Lascelles held the parchment, from which fell a seal like a drop of blood.
'Sir,' he said, 'this agreement is sealed with your own seal; it is from one Throckmorton in your service. It maketh this T. Culpepper lieutenant of barges and lighters in the town and port of Calais. It enjoineth upon him to stay diligently there and zealously to persevere in these duties.'
Cromwell neither started nor moved; he stood looking down at the floor for a minute space; then he held out his hand for the parchment, considered the seal and the subscription, let his eyes course over the lines of Throckmorton's handwriting that made a black patch on the surface soiled with sea-water and sweat, and uttered composedly:
'Why, it is well; it is monstrous well that you have saved this parchment from coming to evil hands.'
He rolled it neatly, placed it in his belt, and four times stamped his foot on the floor.
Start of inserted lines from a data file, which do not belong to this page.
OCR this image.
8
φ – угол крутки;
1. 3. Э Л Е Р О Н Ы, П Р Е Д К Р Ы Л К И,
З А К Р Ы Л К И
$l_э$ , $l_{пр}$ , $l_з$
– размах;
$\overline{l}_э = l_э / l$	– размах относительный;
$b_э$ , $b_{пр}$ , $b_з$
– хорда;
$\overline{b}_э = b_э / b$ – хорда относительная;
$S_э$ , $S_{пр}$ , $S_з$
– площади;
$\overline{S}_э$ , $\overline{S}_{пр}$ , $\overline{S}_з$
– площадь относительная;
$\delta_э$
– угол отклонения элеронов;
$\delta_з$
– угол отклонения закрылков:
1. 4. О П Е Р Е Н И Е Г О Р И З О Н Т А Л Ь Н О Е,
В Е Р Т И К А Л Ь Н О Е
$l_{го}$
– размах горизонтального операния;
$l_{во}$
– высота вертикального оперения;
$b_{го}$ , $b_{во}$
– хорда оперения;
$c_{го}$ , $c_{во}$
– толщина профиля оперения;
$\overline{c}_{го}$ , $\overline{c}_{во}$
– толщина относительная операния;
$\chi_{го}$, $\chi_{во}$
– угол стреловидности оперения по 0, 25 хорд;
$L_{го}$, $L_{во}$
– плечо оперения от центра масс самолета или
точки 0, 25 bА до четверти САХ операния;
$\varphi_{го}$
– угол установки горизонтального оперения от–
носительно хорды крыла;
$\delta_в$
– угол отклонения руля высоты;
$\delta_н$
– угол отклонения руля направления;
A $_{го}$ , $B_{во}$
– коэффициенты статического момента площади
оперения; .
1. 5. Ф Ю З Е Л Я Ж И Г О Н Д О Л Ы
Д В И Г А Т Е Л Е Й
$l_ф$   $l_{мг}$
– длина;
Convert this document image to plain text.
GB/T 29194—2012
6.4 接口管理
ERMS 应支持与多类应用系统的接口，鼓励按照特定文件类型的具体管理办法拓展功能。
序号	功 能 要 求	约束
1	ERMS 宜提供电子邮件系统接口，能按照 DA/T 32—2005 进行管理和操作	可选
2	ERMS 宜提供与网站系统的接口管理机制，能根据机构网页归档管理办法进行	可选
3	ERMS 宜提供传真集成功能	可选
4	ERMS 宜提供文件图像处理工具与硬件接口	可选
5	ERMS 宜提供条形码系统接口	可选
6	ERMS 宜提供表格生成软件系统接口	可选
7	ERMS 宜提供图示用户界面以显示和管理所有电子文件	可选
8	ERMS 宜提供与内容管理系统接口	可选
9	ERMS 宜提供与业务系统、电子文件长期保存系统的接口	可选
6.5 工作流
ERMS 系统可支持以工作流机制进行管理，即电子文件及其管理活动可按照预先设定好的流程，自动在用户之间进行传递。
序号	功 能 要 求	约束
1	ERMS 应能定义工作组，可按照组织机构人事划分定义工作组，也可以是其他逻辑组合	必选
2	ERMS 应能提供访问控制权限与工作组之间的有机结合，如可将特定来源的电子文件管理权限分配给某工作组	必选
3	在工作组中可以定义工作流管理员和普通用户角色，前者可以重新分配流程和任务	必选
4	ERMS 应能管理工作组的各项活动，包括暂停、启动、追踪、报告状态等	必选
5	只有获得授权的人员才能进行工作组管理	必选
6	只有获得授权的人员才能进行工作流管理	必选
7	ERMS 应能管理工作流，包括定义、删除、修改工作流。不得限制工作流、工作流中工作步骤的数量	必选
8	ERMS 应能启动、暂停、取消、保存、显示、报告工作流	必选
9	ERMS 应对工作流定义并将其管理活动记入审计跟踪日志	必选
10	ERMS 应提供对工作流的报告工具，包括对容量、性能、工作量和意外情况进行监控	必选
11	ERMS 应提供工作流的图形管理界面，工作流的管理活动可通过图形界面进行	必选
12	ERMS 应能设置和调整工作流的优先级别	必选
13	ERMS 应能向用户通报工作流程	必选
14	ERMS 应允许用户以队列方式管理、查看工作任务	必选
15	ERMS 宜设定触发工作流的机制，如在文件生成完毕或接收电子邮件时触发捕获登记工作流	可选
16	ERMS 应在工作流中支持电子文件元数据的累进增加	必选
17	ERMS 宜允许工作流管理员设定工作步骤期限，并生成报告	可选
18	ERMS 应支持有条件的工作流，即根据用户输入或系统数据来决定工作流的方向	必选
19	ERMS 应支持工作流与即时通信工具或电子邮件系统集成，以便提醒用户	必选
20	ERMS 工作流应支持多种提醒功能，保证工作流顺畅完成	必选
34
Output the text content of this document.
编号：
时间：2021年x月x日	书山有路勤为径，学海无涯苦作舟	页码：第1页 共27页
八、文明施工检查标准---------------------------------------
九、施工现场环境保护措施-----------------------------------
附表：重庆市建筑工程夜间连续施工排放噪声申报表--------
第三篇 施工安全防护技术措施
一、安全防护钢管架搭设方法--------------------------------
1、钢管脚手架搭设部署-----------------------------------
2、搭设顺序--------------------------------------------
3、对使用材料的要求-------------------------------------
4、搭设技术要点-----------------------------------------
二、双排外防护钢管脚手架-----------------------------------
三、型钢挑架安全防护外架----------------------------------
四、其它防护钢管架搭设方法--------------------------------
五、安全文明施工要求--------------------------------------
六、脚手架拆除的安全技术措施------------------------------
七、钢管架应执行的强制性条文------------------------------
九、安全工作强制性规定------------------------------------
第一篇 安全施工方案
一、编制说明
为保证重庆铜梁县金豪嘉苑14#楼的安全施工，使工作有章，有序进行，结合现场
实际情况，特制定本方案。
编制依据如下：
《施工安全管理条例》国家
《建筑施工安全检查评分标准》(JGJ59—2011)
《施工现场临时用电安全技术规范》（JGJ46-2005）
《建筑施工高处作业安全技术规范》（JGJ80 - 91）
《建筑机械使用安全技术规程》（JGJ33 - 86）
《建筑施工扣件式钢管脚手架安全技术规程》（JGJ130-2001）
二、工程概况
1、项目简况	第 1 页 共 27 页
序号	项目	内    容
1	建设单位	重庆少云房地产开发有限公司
There came in at this signal, Viridus, the one of his secretaries that had first instructed Katharine Howard as to her demeanour. Since then, he had had among his duties the watching over Thomas Culpepper. Calm, furtive, with his thin hands clasped before him, the Sieur Viridus answered the swift, hard questions of his master. He was more attached and did more services to the Chancellor of the Augmentations, whom he kept mostly mindful of such farms and fields as Privy Seal intended should be given to benefit his particular friends and servants; for he had a mind that would hold many details of figures and directions.
Thus, he had sent two men to Calais and the road Paris-ward with injunctions to meet Thomas Culpepper and tell him tales of Katharine Howard's lewdness in the King's Court; to tell him, too, that the farms in Kent, promised him as a guerdon for ridding Paris of the Cardinal Pole, were deeded and signed to him, but that evil men sought to have them away.
'Ye sent no boy to stay him at Calais with lieutenancy of barges?' Cromwell asked, swiftly and hard in voice.
'No boy ne no man,' Viridus answered.
He had acted by the card of Privy Seal's injunctions; men were posted at Calais, at Dover, at Ashford, at Maidstone, at Sandwich, at Rochester, at Greenwich, at all the landing places of London. Each several one was instructed to tell Thomas Culpepper some new story that, if Culpepper were not already hastening to Hampton, should make him mend his paces. If he were hastening to Hampton they were to leave him be. All these things were done as Privy Seal had directed.